The inspector general report that led to the firing of former FBI deputy director Andrew McCabe faults him for lying four separate times, a Republican congressman said.
Rep. Jim Jordan, R-Ohio, a member of the House Oversight Committee, made the revelation during a Thursday night interview on Fox News.
“It wasn’t once, twice, it wasn’t even three times,” Jordan said on “The Ingraham Angle.” “Four times he lied about leaking information to the Wall Street Journal about the FBI.”
Department of Justice Inspector General Michael Horowitz’s review of the FBI and DOJ’s actions related to its investigation into Hillary Clinton’s use of a private email server has not been released publicly. But some lawmakers, like Jordan, have obtained copies of the report.
“He lied to James Comey. He lied to the Office of Professional Responsibility. And he lied twice under oath to the inspector general,” Jordan said.
Earlier this month, McCabe was fired by Attorney General Jeff Sessions just hours before his planned retirement.

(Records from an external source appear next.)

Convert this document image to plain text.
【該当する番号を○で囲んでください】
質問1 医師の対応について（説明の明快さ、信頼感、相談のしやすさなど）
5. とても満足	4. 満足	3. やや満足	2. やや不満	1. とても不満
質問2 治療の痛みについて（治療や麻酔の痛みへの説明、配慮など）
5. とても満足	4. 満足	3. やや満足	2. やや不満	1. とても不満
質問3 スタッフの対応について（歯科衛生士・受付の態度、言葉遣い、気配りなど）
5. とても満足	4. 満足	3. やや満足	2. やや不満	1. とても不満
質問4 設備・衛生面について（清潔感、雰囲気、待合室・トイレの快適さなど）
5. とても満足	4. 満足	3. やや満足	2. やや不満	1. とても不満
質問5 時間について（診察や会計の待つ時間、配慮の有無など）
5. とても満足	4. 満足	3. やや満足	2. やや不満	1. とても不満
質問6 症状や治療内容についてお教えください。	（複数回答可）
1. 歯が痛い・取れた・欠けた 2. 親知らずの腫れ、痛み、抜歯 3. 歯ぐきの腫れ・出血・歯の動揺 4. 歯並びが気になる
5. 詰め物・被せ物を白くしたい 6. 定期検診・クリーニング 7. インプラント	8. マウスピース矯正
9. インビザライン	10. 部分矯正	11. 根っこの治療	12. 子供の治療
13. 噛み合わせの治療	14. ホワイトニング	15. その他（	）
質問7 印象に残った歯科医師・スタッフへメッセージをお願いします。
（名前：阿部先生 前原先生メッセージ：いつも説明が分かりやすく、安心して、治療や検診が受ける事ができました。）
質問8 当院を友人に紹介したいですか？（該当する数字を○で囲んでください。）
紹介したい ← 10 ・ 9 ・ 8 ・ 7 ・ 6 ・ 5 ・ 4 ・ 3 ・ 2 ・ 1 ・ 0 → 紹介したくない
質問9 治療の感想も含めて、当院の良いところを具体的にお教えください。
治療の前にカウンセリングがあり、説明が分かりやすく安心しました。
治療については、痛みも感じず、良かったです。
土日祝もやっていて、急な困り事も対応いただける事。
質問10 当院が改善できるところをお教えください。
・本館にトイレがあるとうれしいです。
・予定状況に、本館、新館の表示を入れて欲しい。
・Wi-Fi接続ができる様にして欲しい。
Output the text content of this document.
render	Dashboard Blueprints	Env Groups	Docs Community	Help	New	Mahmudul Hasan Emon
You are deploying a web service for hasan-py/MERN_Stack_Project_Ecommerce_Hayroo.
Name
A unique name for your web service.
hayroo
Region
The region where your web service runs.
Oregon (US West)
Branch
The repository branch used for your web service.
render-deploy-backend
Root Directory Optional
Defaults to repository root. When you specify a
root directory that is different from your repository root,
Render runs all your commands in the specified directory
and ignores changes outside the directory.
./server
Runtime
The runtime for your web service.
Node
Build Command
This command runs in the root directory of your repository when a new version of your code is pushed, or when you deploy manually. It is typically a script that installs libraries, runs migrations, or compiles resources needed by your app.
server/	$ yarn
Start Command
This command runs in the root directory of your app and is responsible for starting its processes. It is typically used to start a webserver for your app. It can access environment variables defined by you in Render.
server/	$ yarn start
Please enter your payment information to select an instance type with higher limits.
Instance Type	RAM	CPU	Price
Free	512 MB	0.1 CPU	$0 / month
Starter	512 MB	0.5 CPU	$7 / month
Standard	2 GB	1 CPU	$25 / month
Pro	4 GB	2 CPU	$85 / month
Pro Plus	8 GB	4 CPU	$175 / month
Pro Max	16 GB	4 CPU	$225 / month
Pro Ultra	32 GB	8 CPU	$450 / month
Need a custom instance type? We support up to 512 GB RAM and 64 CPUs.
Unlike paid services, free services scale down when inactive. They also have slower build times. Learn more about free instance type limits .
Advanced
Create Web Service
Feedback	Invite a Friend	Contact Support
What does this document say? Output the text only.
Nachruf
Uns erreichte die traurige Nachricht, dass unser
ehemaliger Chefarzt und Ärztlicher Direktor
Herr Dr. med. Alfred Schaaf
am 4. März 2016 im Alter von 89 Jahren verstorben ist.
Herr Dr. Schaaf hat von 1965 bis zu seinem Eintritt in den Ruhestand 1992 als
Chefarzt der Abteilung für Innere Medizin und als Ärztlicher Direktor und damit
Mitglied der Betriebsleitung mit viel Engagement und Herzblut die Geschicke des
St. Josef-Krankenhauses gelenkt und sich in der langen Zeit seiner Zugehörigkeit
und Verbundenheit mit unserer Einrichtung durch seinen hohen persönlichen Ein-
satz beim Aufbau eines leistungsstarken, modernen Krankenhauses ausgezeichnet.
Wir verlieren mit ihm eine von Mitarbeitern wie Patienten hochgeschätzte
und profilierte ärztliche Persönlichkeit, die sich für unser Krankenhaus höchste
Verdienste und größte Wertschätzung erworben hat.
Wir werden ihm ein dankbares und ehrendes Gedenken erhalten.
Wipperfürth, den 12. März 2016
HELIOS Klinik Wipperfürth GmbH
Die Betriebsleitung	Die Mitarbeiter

Sessions said the DOJ’s inspector general had determined McCabe was not truthful during his review of the Clinton email investigation and the FBI’s Office of Professional Responsibility recommended his firing. He also accused McCabe of leaking to the media.
The number of times McCabe was accused of lying had not been public.
But McCabe has defended his actions.
“During these inquiries, I answered questions truthfully and as accurately as I could amidst the chaos that surrounded me,” he said in a statement after his firing. “And when I thought my answers were misunderstood, I contacted investigators to correct them.”
On Thursday, a GoFundMe crowd funding effort set up for his legal defense fund argued his career was “long, distinguished, and unblemished.” It raised more than $400,000 as of Friday afternoon.
“His reward for that has been a termination that was completely unjustified, amidst repeated ad hominem attacks by the President of the United States,” it reads.
McCabe was fired just days before he would have been eligible for a lifetime pension, meaning those benefits could now be in jeopardy.